Founding Editor: John Gardner

The aim of this series is to publish concise contemporary studies in legal theory which offer a rigorous and crystal-clear treatment of their subject matter as well as an original point of view, developing and challenging established lines of thought.

The series has two objectives: first, to provide an authoritative and vibrant re-evaluation of the state of legal theory today, which will serve in the long term as a reputable scholarly resource; and second, to provide students with a large selection of inexpensive and accessible books appropriate to the wide variety of legal-theory courses and modules now taught in universities.

For these purposes, 'legal theory' is to be conceived broadly. It covers numerous interdisciplinary approaches to law which share a significant speculative and critical component, including those which take a speculative and critical look at empirical questions (e.g. in law and economics). Books in the series may define their territory in a variety of cross-cutting ways. They may, for example, focus on a particular question or controversy, or on a particular school of thought or cultural movement, or on the foundations of a particular area of legal doctrine. The ambition is not to build up a list of mutually exclusive and jointly exhaustive books, but an eclectic catalogue which highlights the diversity of issues and themes which intrigue and animate today's legal theorists, and which will be of interest to scholars and students not only in law schools but in neighbouring disciplines such as philosophy and politics.

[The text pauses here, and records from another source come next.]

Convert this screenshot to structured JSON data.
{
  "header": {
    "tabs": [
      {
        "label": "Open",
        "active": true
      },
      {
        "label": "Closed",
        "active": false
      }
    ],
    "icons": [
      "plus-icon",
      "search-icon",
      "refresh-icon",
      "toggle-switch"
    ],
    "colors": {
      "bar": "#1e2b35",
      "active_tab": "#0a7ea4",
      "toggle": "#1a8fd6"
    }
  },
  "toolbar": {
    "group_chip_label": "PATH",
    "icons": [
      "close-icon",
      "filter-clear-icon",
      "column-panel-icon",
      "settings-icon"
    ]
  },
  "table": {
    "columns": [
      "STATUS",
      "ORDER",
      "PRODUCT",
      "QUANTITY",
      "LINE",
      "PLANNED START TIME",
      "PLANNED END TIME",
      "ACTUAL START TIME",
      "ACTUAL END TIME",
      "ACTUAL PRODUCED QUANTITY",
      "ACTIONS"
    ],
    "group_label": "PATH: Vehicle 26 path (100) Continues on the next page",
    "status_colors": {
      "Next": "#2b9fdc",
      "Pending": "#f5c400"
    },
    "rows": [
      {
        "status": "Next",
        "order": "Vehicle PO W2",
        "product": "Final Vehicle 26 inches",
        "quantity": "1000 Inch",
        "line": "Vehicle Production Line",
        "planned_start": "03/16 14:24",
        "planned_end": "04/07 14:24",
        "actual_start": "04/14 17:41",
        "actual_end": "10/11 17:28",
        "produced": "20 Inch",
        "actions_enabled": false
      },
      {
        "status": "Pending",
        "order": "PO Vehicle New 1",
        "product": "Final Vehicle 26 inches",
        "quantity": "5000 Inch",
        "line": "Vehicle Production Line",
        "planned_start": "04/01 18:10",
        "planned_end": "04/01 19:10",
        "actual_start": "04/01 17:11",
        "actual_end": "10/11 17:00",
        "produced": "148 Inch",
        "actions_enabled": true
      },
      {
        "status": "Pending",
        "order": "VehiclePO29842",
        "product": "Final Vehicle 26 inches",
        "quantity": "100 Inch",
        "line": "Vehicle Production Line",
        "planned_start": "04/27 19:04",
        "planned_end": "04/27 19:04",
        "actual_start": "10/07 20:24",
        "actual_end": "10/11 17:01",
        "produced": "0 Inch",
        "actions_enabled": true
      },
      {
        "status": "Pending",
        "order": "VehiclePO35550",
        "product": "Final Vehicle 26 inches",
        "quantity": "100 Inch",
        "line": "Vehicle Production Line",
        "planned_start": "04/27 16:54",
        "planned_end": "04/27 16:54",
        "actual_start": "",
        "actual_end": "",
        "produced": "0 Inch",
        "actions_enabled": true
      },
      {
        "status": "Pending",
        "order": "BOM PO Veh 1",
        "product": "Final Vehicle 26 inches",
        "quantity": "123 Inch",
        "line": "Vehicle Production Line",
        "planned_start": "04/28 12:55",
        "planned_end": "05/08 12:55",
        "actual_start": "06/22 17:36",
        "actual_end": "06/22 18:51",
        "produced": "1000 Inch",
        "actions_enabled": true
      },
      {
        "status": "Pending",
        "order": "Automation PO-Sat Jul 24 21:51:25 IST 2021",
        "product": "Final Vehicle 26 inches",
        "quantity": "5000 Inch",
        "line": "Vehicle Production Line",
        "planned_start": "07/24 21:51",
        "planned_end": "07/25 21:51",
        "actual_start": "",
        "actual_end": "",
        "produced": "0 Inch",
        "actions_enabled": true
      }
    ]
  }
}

Subject to what has already been said about rigour and clarity, the series is also expected to be stylistically wide-ranging. One idiom which we aim to avoid, however, is that of the law student textbook. The series is launched with the conviction that the best secondary literature in legal theory is itself primary literature, and should be conceived by its author as a contribution to the subject's advancement rather than as a survey of the work of others.